Although Canadian companies, provinces, and municipalities are better off financially there is some disturbing news that hopefully will not become a trend. There are Canadian companies with unfunded pension liabilities but when pension obligations exceed the current payroll of a very large corporation that is cause for concern. Indeed the most recent labor disputes where government introduced back to work legislation was due in part to the pension benefit discussion.
But it is the dilemma of one of my retired clients that really shows the problem pension administrators face.
In the span of 6 years this supposedly gold plated provincial service pension had to reduce one of their pension options from two thirds to one half. When my client retired she elected to receive what she understood to be the option where when she died the beneficiary would continue to receive half of her benefit.

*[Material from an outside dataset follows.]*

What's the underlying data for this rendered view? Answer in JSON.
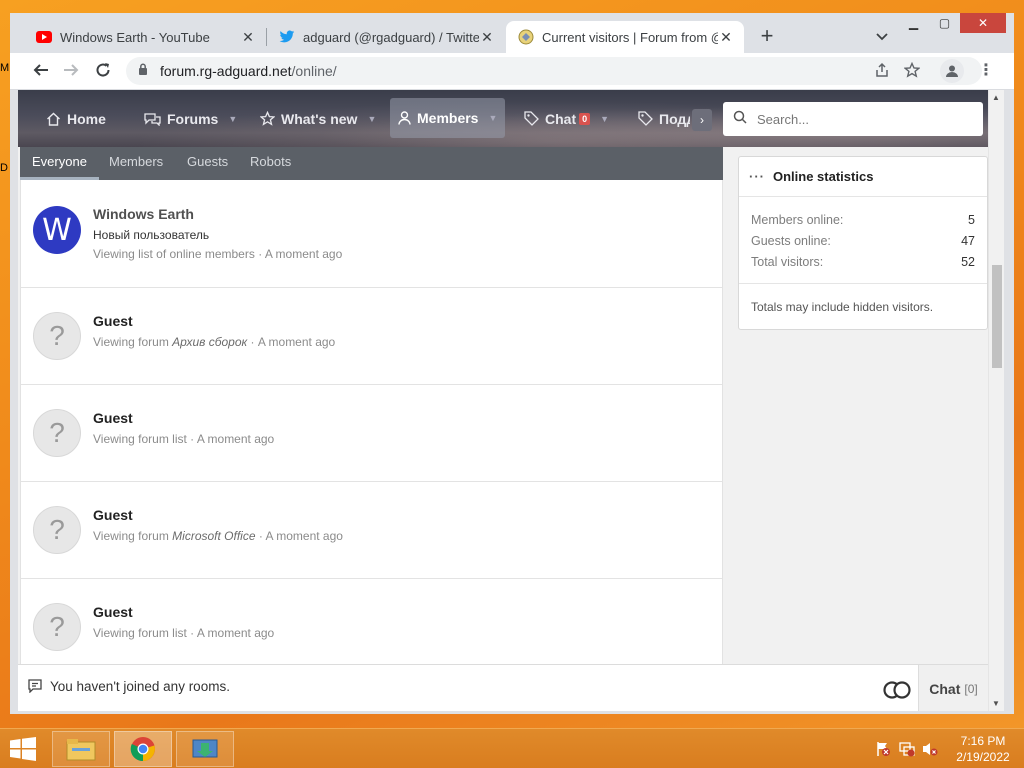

In reality her own pension was reduced by half because the beneficiary died first. She is now faced with a reduced monthly benefit and at the same time must immediately repay tens of thousands of dollars. Her situation shows that nothing is guaranteed when it comes to pension benefits and that administrators will put the plan’s financial well being ahead of their members’ well being.
Canadians personal debt levels are very high and could approach the 160% of income level that US consumers faced before the financial crisis. Just to make that clear: for every dollar of income Canadians earn they have approximately 1.52 of debt. The Bank of Canada and Governor Mark Carney are concerned because Canadians are not that concerned. People continue to buy houses and borrow money on lines of credit and credit cards. Some treat their home equity like piggy banks. How many homeowners view the current low borrowing rates as a temporary gift to maximize the opportunity to bring down the principal on their mortgage, line of credit or credit card? In fact the OECD has recommended that Canada raise its interest rates by the end of this year.

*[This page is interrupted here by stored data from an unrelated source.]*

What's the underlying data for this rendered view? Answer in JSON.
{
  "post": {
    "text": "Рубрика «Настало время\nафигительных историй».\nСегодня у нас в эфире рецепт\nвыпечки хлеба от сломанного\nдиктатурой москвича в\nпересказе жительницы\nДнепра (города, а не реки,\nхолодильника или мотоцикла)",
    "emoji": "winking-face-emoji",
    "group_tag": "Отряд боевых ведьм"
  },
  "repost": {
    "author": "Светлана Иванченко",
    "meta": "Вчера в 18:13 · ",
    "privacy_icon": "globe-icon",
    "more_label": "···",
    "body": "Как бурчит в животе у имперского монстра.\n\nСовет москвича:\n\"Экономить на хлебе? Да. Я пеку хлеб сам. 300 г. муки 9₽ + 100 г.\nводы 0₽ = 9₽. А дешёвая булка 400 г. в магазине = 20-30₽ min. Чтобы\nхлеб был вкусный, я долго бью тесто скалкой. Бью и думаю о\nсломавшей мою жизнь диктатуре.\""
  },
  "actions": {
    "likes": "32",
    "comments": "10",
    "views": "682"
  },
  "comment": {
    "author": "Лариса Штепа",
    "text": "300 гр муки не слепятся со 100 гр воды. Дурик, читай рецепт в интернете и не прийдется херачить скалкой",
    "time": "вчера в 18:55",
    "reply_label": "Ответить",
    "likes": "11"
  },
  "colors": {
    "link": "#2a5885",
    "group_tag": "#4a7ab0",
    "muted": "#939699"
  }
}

What the governor is concerned about is a possible perfect storm where interest rates increase(when not if), the value of the borrowed asset(usually a house) decreases, and stagnant wages or even job losses. He considers consumer debt to be the number one threat to the economy at the present time.
So these are the questions to ask about your own financial situation:
- What is the maximum monthly payment I can afford on my debt?
- What is my total debt to income ratio? To find out do this calculation. Net income divided by all monthly debt payments. The bank is comfortable with 35% which I personally think is too high. The governor thinks so too, as he has scolded the banks for their less than strict lending practices.
- Is my job stable?
- Do I have a rainy day fund of at least 3 months living expenses? A rainy day fund is NOT more credit like a line of credit.
Along with the proliferation of financial products mentioned in my last newsletter another related trend is emerging. In the quest to promote newer financial products it has become popular to cast aspersion on financial products that have been around awhile. This tactics is to make consumers feel they are missing out if they do not buy the highly promoted new product.
This is true of mutual funds. The trend is to view them as stodgy, old fashioned, and expensive. But the fees mutual fund holders pay are in large part due to increased government regulation. That thick prospectus you receive when you open a new account? The pages within contain your legal rights and outline risks. You would not want to buy an investment that does not issue a prospectus, as some Canadians have discovered the hard way. That statement you glance at and file away? Legally the investment company must send a minimum of 1 per year. Now due to new MFDA regulations you will now receive quarterly statements for your portfolio. As an example of increased regulation let’s consider the forms needed today as compared to a decade ago. The investment application a decade ago was one page. Now it is six pages long. To transfer money from one institution to another a decade ago was 2 forms. Now it is 5 or 6 forms. All this compliance costs money and it is for investors’ benefit.
It may appear there are investments with less fees than mutual funds, but in reality the costs will be charged somewhere else. Each investment must be weighed on its own merits.
Fraudsters are using the CRA as a platform to acquire personal information from unsuspecting taxpayers. This practice is known as phishing. This illegal activity begins with an official looking email or letter claiming to be from the CRA. Sometimes the letter states the recipient is getting a further tax refund or that an investigation is going to be conducted. The recipient is then redirected to a link where they must provide personal information.
Ask yourself these questions before giving any personal information:
- Is the correspondence asking for personal information not normally included on a tax return, for example credit card information?
- Is the communication asking for information the CRA already has on file?
- Keep in mind the CRA does not email taxpayers(as far as I know they don’t ask for email addresses).
- If in doubt phone the CRA before taking further action. 1 800 959 8281.